A second county court has ruled that a landlord's “no DSS” lettings policy discriminated against disabled tenants. Sian Evans examines the case.
The county court sitting in Birmingham is now the second court to rule that a letting policy, rejecting tenancy applications on the basis that the applicant is in receipt of housing benefit, is unlawful and in breach of the Equality Act 2010.
County court decision
The action was brought by disabled father of four, Stephen Tyler, with the support of homeless charity Shelter. Shelter were previously successful in their county court case of July this year, when they represented a single mother of two, referred to by the pseudonym “Jane”. Jane’s case was the first to rule the “no DSS” policy as unlawful and the recent case of Tyler v Paul Carr appears to reaffirm the court’s position.
Tyler and his family lost their home in February 2018 after asking their landlord to make some disability adaptations.
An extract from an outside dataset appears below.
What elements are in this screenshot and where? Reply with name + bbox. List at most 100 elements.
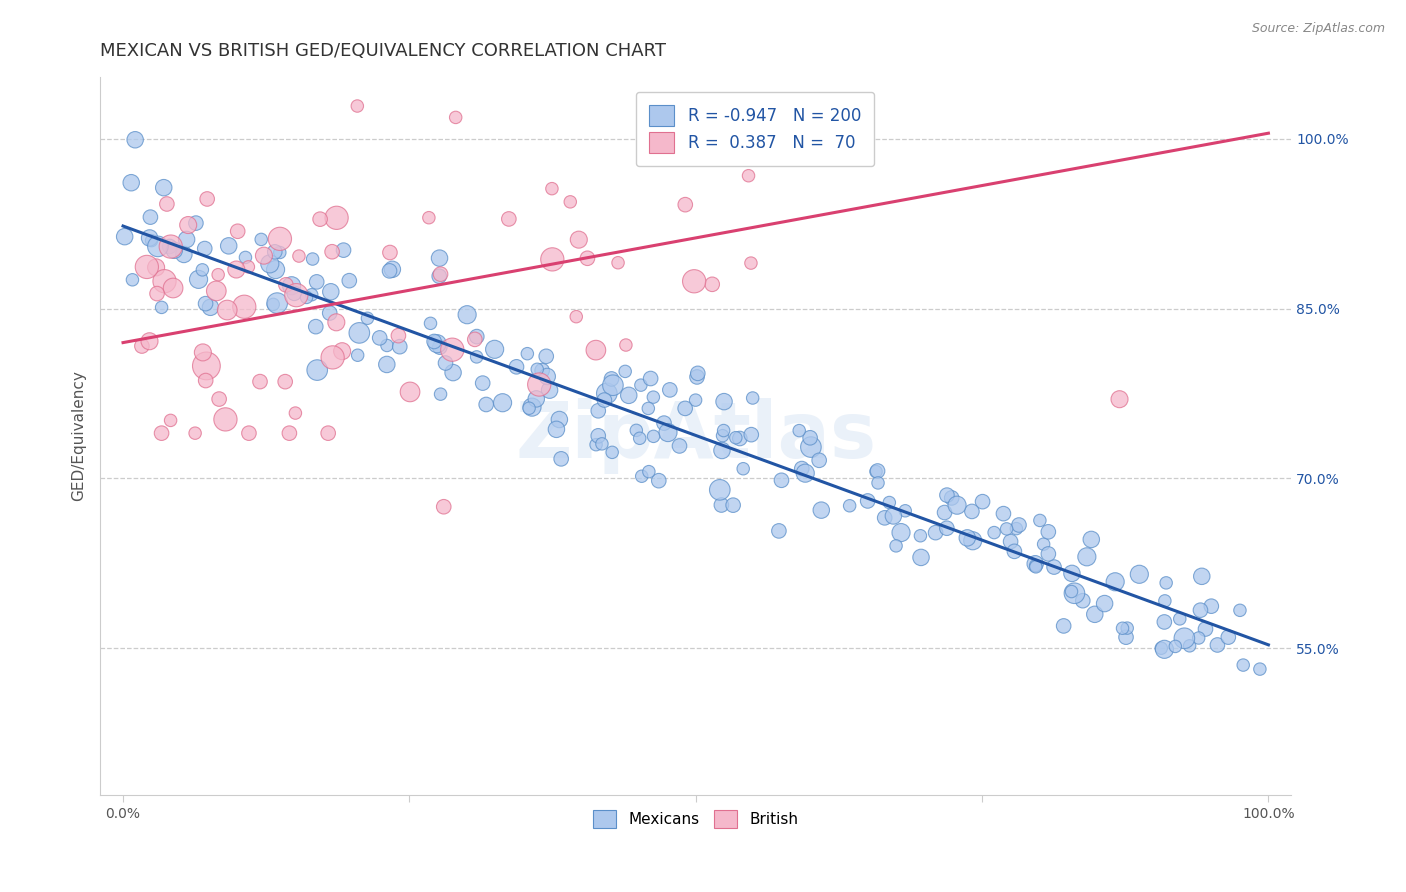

Tyler is reported to have used a wheelchair since December 2016 following a road traffic accident and was said to suffer with his mental health. The landlord subsequently served the family with a Section 21 ‘no fault’ eviction notice.
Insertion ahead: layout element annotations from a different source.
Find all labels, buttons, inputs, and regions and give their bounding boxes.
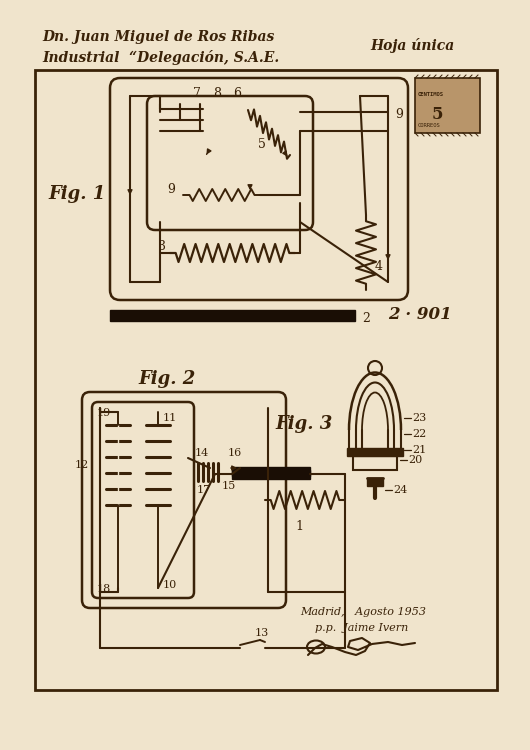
Text: CENTIMOS: CENTIMOS (418, 92, 444, 97)
Text: Fig. 3: Fig. 3 (275, 415, 332, 433)
Text: 18: 18 (97, 584, 111, 594)
Text: 2: 2 (362, 312, 370, 325)
Text: 16: 16 (228, 448, 242, 458)
Text: Hoja única: Hoja única (370, 38, 454, 53)
Bar (232, 467, 310, 476)
Text: 5: 5 (431, 106, 443, 123)
Text: CORREOS: CORREOS (418, 123, 441, 128)
Text: 7: 7 (193, 87, 201, 100)
Text: Dn. Juan Miguel de Ros Ribas: Dn. Juan Miguel de Ros Ribas (42, 30, 274, 44)
Text: 3: 3 (158, 240, 166, 253)
Text: Industrial  “Delegación, S.A.E.: Industrial “Delegación, S.A.E. (42, 50, 279, 65)
Text: 24: 24 (393, 485, 407, 495)
Text: 9: 9 (167, 183, 175, 196)
Bar (110, 310, 355, 321)
Text: Madrid,   Agosto 1953: Madrid, Agosto 1953 (300, 607, 426, 617)
Text: 14: 14 (195, 448, 209, 458)
Text: 5: 5 (258, 138, 266, 151)
Text: 13: 13 (255, 628, 269, 638)
Bar (35, 70, 497, 690)
Text: 10: 10 (163, 580, 177, 590)
Text: 15: 15 (222, 481, 236, 491)
Text: 22: 22 (412, 429, 426, 439)
Text: 11: 11 (163, 413, 177, 423)
Text: 23: 23 (412, 413, 426, 423)
Bar (353, 456, 397, 470)
Text: 21: 21 (412, 445, 426, 455)
Text: Fig. 2: Fig. 2 (138, 370, 195, 388)
Text: 4: 4 (375, 260, 383, 273)
Bar (415, 78, 480, 133)
Bar (367, 478, 383, 486)
Text: 12: 12 (75, 460, 89, 470)
Text: 6: 6 (233, 87, 241, 100)
Text: 1: 1 (295, 520, 303, 533)
Text: 2 · 901: 2 · 901 (388, 306, 452, 323)
Bar (347, 448, 403, 456)
Text: 19: 19 (97, 408, 111, 418)
Text: 8: 8 (213, 87, 221, 100)
Text: p.p.  Jaime Ivern: p.p. Jaime Ivern (315, 623, 408, 633)
Text: 9: 9 (395, 108, 403, 121)
Text: 17: 17 (197, 485, 211, 495)
Bar (232, 470, 310, 479)
Text: 20: 20 (408, 455, 422, 465)
Text: Fig. 1: Fig. 1 (48, 185, 105, 203)
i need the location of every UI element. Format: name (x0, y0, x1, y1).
In their search for a new rental property, Tyler had asked to view a number of properties at Paul Carr Estate Agents, but was told, as per “company policy”, that they did not rent to people in receipt of housing benefits. Tyler was reported to have had a clean rental record and had always paid his rent on time.
Shelter’s statistics demonstrate that 45% of private renters who claim disability benefits also claim housing benefits. Proceedings were subsequently brought on the basis that the policy breached the Equality Act 2010 because it disproportionally affected disabled people, as they were more likely to need help paying rent.
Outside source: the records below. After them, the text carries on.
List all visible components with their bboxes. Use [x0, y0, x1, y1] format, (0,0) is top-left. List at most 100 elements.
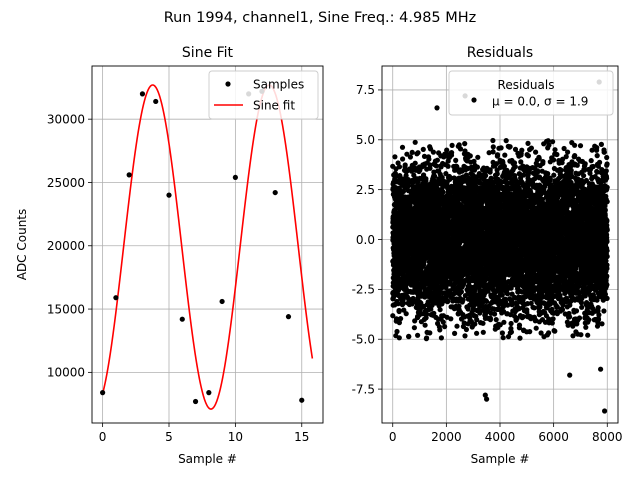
- residual-point: [406, 334, 412, 340]
- residual-point: [498, 145, 504, 151]
- sample-point-9: [219, 298, 225, 305]
- residual-point: [412, 160, 418, 166]
- sine-fit-xtick-label-3: 15: [294, 430, 309, 444]
- residual-point: [493, 317, 499, 323]
- sample-point-0: [100, 390, 106, 396]
- sample-point-1: [113, 295, 119, 301]
- residual-point: [500, 335, 506, 341]
- residual-point: [422, 322, 428, 328]
- residual-point: [396, 308, 402, 315]
- residual-point: [432, 173, 438, 179]
- residuals-points-layer: [390, 79, 610, 414]
- sine-fit-xtick-label-1: 5: [165, 430, 173, 444]
- sample-point-13: [272, 189, 278, 196]
- sine-fit-legend-box: [208, 70, 319, 120]
- sine-fit-frame: [91, 65, 324, 424]
- residual-point: [519, 147, 525, 153]
- residual-point: [415, 150, 421, 156]
- sine-fit-xtick-label-2: 10: [228, 430, 243, 444]
- residual-point: [430, 149, 436, 155]
- residual-point: [427, 330, 433, 336]
- residual-point: [449, 150, 455, 156]
- residual-point: [442, 324, 448, 330]
- sine-fit-xtick-label-0: 0: [99, 430, 107, 444]
- residual-point: [434, 157, 440, 163]
- residual-point: [445, 163, 451, 169]
- sine-fit-legend: Samples Sine fit: [208, 70, 319, 120]
- sample-point-3: [139, 91, 146, 97]
- residual-point: [440, 189, 446, 195]
- sine-fit-curve: [101, 84, 314, 410]
- sine-fit-title: Sine Fit: [182, 45, 234, 61]
- residual-point: [427, 162, 433, 168]
- residual-point: [490, 137, 496, 144]
- residual-point: [507, 144, 513, 150]
- sample-point-6: [179, 316, 185, 322]
- residual-point: [474, 164, 480, 170]
- residual-point: [438, 335, 444, 341]
- legend-fit-label: Sine fit: [253, 99, 295, 113]
- residual-point: [426, 156, 432, 162]
- sine-fit-ytick-label-1: 15000: [47, 302, 85, 316]
- residual-point: [433, 163, 439, 169]
- sine-fit-ytick-label-2: 20000: [47, 239, 85, 253]
- sample-point-7: [192, 398, 199, 405]
- residual-point: [437, 307, 443, 313]
- residual-point: [516, 322, 523, 328]
- residual-point: [490, 149, 496, 155]
- residual-point: [445, 299, 451, 305]
- residual-point: [512, 164, 518, 170]
- residual-point: [480, 329, 486, 335]
- residual-point: [401, 300, 407, 306]
- residuals-title: Residuals: [467, 45, 533, 61]
- residual-point: [420, 146, 426, 152]
- residual-point: [474, 330, 480, 336]
- sample-point-14: [285, 314, 292, 320]
- residual-point: [463, 326, 469, 333]
- residual-point: [421, 153, 428, 159]
- residual-point: [404, 151, 410, 157]
- sample-point-2: [126, 172, 132, 178]
- residual-point: [457, 146, 464, 152]
- residual-point: [411, 172, 417, 178]
- legend-samples-marker: [225, 81, 231, 87]
- residual-point: [412, 139, 418, 145]
- sample-point-10: [232, 174, 238, 181]
- residual-point: [462, 333, 468, 339]
- residual-point: [431, 310, 437, 316]
- residual-point: [415, 332, 421, 338]
- residual-point: [490, 144, 496, 150]
- residual-point: [409, 149, 415, 155]
- residual-point: [440, 319, 446, 325]
- residual-point: [393, 316, 400, 322]
- sine-fit-samples-layer: [100, 88, 305, 405]
- residual-point: [494, 152, 501, 158]
- residual-point: [428, 306, 434, 312]
- residual-point: [517, 335, 523, 341]
- residual-point: [403, 311, 409, 317]
- residual-point: [453, 157, 459, 163]
- sample-point-15: [299, 397, 305, 403]
- residual-point: [392, 154, 398, 160]
- residual-point: [444, 147, 450, 153]
- residual-point: [508, 320, 514, 327]
- residual-point: [499, 330, 505, 336]
- sine-fit-ylabel: ADC Counts: [15, 209, 29, 281]
- residual-point: [505, 291, 511, 297]
- residual-point: [399, 144, 406, 150]
- residual-point: [407, 154, 413, 160]
- residual-point: [424, 335, 430, 341]
- sine-fit-axes: Sine Fit 0 5 10 151000015000200002500030000…: [15, 45, 324, 466]
- legend-samples-label: Samples: [253, 78, 304, 92]
- sample-point-8: [206, 390, 212, 396]
- sine-fit-ytick-label-4: 30000: [47, 112, 85, 126]
- residual-point: [398, 316, 404, 322]
- residual-point: [487, 317, 493, 323]
- residual-point: [494, 171, 500, 177]
- residual-point: [448, 316, 454, 322]
- residual-point: [449, 142, 455, 148]
- residual-point: [396, 164, 403, 170]
- residual-point: [480, 320, 486, 326]
- residual-point: [395, 301, 401, 307]
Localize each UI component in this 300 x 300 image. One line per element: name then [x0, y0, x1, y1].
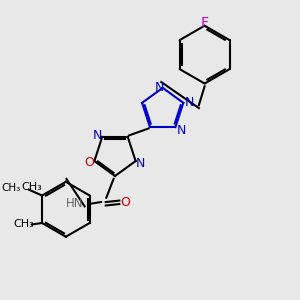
Text: N: N — [155, 81, 164, 94]
Text: N: N — [135, 158, 145, 170]
Text: CH₃: CH₃ — [22, 182, 42, 192]
Text: F: F — [201, 16, 208, 30]
Text: N: N — [93, 130, 103, 142]
Text: CH₃: CH₃ — [1, 183, 20, 193]
Text: N: N — [184, 96, 194, 110]
Text: HN: HN — [66, 197, 83, 210]
Text: N: N — [176, 124, 186, 136]
Text: CH₃: CH₃ — [13, 219, 34, 230]
Text: O: O — [84, 156, 94, 169]
Text: O: O — [120, 196, 130, 208]
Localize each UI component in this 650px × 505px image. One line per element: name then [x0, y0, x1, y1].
Her Honour Judge Mary Stacey held that: “the defendant had unlawfully and indirectly discriminated against the claimant by imposing a PCP [Provision, Criteria or Practice] that those in receipt of housing benefit could not apply to those three properties”.
Although these cases do not set a legal precedent as they are county court cases, the rulings provide a strong indication that “no DSS” policies will be deemed discriminatory.
Despite the earlier ruling in July of this year, it was reported that landlord and letting agents continued to adopt the “no DSS” policy as standard. However, the recent case of Tyler v Paul Carr acts as a warning to landlords and letting agents who continue to adopt such policies that they could risk legal action.
Historically, mortgagors and insurers excluded tenants in receipt of benefits from landlord insurance policies or buy-to-let mortgages. However, in line with recent developments, many lenders and insurance companies have removed such restrictions from their policies, making it easier for landlords to accept tenants in receipt of benefits.
Nonetheless, there has been no response from the Government to calls for additional support, with requests including the implementation of benefits which cover rents entirely or the conversion of the loan system, covering the five week wait for Universal Credit, into grants.
It is important that landlords and letting agencies adapt to the developing law in this area, by amending their policies and advertising materials accordingly, as they risk paying out compensation and legal costs if their practice is deemed discriminatory.